Es el primer largometraje del director Jean-Gabriel Périot, cuya nutrida obra previa de cortos lo había mostrado como un cineasta tan osado en lo temático como en lo formal, particularmente obsesionado por los movimientos disidentes y por la figura del otro, el opuesto al que se considera como encarnación del mal, y el tratamiento que le da nuestra cultura. Así, dedicó The Devil (2012) a los revolucionarios negros estadounidenses Black Panthers, y 200.000 fantasmas (2007) a las víctimas de los bombardeos de Hiroshima. Siendo francés, también ha mostrado un particular interés por la cultura de Alemania, país vecino y rival, cuya relación con Francia estudió en Eût-elle été criminelle... (2006), en el que describía el brutal tratamiento otorgado luego de la liberación de Francia a las mujeres francesas sospechosas de haber mantenido relaciones sentimentales con los soldados alemanes. En Una juventud alemana se dedica a la historia de los Baader-Meinhof dando una auténtica lección de cómo estar aparentemente ausente y hacer al mismo tiempo una obra personalísima.

La película carece de cualquier tipo de relato en voice over, entrevistas extemporáneas a los hechos relatados o siquiera textos sobreimpresos contextuales. Utilizando una cantidad de filmaciones de época que puede imaginarse aterradora, Périot nos sumerge desde el comienzo en el marco discursivo de Alemania (y, por extensión, de toda Europa) en los años 60, presentando algunos debates televisivos en los que intelectuales de la época discuten sobre el capitalismo y la revolución. En ese marco crispado -por utilizar un feo término actualmente de moda- van apareciendo los portavoces de esa juventud alemana a la que hace referencia el título, particularmente Ulrike Meinhof, entonces una de las periodistas de izquierda más célebres de Alemania, así como el abogado activista Horst Mahler y el estudiante de cine Holger Meins, algunos de cuyos cortos experimentales y explícitamente político-revolucionarios este documental contiene en su totalidad.
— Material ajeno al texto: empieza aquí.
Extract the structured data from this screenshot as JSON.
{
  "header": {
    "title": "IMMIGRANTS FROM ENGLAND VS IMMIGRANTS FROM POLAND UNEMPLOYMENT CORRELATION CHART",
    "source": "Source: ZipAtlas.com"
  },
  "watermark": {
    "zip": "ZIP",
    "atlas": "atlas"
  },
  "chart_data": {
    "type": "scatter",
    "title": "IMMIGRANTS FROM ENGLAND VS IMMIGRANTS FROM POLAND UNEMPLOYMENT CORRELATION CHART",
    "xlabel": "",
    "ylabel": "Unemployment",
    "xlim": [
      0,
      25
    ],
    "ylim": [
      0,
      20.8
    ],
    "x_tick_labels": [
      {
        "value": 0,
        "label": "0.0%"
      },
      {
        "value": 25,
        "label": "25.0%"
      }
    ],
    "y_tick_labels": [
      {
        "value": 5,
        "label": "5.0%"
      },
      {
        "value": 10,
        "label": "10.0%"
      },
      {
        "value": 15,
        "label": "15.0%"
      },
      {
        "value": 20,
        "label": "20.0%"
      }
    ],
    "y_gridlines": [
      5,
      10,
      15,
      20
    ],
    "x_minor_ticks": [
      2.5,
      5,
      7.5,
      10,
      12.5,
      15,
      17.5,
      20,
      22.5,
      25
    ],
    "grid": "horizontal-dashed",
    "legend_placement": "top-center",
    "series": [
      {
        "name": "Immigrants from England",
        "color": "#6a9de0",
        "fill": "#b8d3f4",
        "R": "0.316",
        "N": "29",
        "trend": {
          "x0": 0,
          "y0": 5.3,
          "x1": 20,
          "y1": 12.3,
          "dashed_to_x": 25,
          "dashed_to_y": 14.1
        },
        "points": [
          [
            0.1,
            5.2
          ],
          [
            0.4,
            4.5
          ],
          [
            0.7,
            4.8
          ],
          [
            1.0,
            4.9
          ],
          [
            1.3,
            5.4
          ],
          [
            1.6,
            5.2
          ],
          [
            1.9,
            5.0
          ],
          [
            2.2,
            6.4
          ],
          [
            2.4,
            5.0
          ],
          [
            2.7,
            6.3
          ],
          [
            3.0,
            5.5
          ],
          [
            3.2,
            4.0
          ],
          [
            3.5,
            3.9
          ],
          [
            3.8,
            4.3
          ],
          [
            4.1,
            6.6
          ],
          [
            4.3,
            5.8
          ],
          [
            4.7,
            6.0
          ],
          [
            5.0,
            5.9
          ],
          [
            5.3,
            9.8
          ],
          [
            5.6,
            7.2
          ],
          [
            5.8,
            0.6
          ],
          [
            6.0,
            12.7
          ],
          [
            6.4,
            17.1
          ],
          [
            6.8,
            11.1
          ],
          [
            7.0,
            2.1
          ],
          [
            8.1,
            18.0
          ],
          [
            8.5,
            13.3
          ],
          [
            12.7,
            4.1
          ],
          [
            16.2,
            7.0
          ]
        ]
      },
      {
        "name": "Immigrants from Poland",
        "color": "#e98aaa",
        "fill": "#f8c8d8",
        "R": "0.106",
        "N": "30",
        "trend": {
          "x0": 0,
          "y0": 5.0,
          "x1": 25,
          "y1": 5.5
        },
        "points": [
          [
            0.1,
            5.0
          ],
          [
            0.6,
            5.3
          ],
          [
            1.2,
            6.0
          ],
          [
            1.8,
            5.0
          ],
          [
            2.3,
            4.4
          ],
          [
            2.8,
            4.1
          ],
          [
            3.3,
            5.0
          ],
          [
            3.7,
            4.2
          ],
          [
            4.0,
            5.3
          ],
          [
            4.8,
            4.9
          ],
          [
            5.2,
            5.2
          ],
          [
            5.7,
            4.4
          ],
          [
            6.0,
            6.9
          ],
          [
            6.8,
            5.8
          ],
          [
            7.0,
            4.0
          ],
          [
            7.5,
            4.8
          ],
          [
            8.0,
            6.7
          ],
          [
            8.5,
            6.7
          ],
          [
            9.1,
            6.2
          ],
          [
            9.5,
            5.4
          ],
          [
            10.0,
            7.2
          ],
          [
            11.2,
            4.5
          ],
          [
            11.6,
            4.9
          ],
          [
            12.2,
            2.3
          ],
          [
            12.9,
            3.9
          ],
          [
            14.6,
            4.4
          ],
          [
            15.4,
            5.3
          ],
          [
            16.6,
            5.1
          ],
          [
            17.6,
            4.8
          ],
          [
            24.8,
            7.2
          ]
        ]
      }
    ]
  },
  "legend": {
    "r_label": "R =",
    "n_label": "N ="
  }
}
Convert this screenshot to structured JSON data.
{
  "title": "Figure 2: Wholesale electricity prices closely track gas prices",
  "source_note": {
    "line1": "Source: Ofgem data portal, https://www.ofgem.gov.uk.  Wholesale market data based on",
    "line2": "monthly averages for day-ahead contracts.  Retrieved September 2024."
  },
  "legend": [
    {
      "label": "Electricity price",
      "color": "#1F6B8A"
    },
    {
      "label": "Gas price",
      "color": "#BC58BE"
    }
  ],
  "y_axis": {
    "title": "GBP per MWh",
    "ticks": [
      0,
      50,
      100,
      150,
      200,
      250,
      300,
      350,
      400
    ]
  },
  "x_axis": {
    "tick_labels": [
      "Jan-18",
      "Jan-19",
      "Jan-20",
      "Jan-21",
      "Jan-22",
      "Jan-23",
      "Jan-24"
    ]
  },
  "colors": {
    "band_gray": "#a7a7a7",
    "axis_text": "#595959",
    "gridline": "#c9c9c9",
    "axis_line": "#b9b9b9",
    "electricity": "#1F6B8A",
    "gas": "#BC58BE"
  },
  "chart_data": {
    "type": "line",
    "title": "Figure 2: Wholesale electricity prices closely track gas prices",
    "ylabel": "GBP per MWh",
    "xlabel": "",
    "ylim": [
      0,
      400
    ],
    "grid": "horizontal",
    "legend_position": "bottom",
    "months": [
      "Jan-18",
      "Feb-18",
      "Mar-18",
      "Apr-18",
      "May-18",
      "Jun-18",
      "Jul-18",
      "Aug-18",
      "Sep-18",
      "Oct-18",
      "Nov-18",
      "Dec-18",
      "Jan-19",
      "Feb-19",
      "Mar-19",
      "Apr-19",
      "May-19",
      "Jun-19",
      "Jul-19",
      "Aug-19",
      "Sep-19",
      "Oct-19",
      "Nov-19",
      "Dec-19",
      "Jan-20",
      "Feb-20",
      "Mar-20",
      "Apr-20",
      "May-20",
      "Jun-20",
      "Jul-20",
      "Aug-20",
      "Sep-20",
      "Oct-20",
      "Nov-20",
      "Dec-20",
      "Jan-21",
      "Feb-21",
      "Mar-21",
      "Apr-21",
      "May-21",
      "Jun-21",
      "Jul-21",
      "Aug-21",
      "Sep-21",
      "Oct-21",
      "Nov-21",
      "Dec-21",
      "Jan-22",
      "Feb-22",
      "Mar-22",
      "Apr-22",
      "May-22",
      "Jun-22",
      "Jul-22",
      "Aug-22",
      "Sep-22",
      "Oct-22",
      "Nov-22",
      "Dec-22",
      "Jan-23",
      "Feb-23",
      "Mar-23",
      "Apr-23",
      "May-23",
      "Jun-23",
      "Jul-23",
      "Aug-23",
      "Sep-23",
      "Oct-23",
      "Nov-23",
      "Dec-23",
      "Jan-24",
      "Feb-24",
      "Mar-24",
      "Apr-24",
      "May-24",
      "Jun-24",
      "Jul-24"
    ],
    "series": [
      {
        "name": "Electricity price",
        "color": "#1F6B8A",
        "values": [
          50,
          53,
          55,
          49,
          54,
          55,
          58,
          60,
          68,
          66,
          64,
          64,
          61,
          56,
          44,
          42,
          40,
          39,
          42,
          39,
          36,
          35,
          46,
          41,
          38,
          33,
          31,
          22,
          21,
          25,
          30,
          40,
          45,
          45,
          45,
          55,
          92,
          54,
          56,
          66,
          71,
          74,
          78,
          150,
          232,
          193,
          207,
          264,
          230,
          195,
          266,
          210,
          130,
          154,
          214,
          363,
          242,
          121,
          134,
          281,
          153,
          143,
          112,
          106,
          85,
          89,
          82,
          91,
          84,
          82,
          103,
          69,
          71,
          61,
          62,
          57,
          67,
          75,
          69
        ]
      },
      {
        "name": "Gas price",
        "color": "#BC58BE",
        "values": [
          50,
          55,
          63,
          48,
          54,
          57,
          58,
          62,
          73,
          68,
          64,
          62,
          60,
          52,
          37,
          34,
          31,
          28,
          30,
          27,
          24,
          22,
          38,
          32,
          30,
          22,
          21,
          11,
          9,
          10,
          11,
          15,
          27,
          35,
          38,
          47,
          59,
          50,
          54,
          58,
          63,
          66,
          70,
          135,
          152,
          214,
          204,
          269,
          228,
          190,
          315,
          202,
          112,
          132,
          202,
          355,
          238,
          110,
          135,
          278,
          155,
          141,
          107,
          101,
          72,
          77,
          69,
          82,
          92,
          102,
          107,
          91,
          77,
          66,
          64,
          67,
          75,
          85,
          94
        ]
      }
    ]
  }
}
Ya la mera inclusión de esos cortos le otorgan a Una juventud alemana un particular riesgo estilístico, que Périot profundiza mediante un uso de la edición y el montaje absolutamente deslumbrante. A pesar de que maneja fuentes documentales completamente disímiles, el sentido del ritmo del director hace que cada escena fluya con naturalidad hacia la que la sigue, algo a lo que ayuda un manejo virtuoso del sonido y el volumen, que parecen formar un continuo narrativo, una unidad en el collage que se va narrando a sí misma. Es tanta la dedicación de Périot a la alternancia entre las imágenes y las palabras significantes, que en ocasiones se da el lujo de prescindir por completo de las primeras, dejando la pantalla en negro mientras se escucha una entrevista radial que aporta un contenido esencial para el hilo conductor. No es sólo un documental sobre la política, sino también sobre el lugar del cine en ella: además de rescatar las obras de Meins, se le da la palabra a un Jean-Luc Godard de la época (que no cumple un rol realmente memorable) y la película culmina en forma muy poco tradicional, reproduciendo en su totalidad un diálogo de Rainer Werner Fassbinder con su madre, proveniente del corto Alemania en otoño (1978), en el que ese director alemán revela la debilidad de las creencias democráticas de su progenitora ante las acciones de los Baader-Meinhof.

La técnica escogida por Périot puede hacer que los hechos históricos aparezcan algo oscuros, incompletos o confusos para quienes desconozcan por completo la historia de estos revolucionarios, pero es fácil seguir la trama si se tienen nociones básicas sobre lo acontecido. En todo caso, sería un error acercarse a Una juventud alemana buscando exclusivamente información: hay que verlo como un film con una técnica cinematográfica virtuosa, pero no sería menos equivocado considerarlo tan sólo como el brillante ejercicio formal que es, porque también constituye una reflexión metacinematográfica y una visión desolada, por momentos pesimista y por momentos admirada, de una juventud a la que Périot no juzga ni endiosa, sino que simplemente le devuelve la voz para que vuelva a hacer preguntas para las que esta película no tiene respuestas, pero tal vez el espectador sí.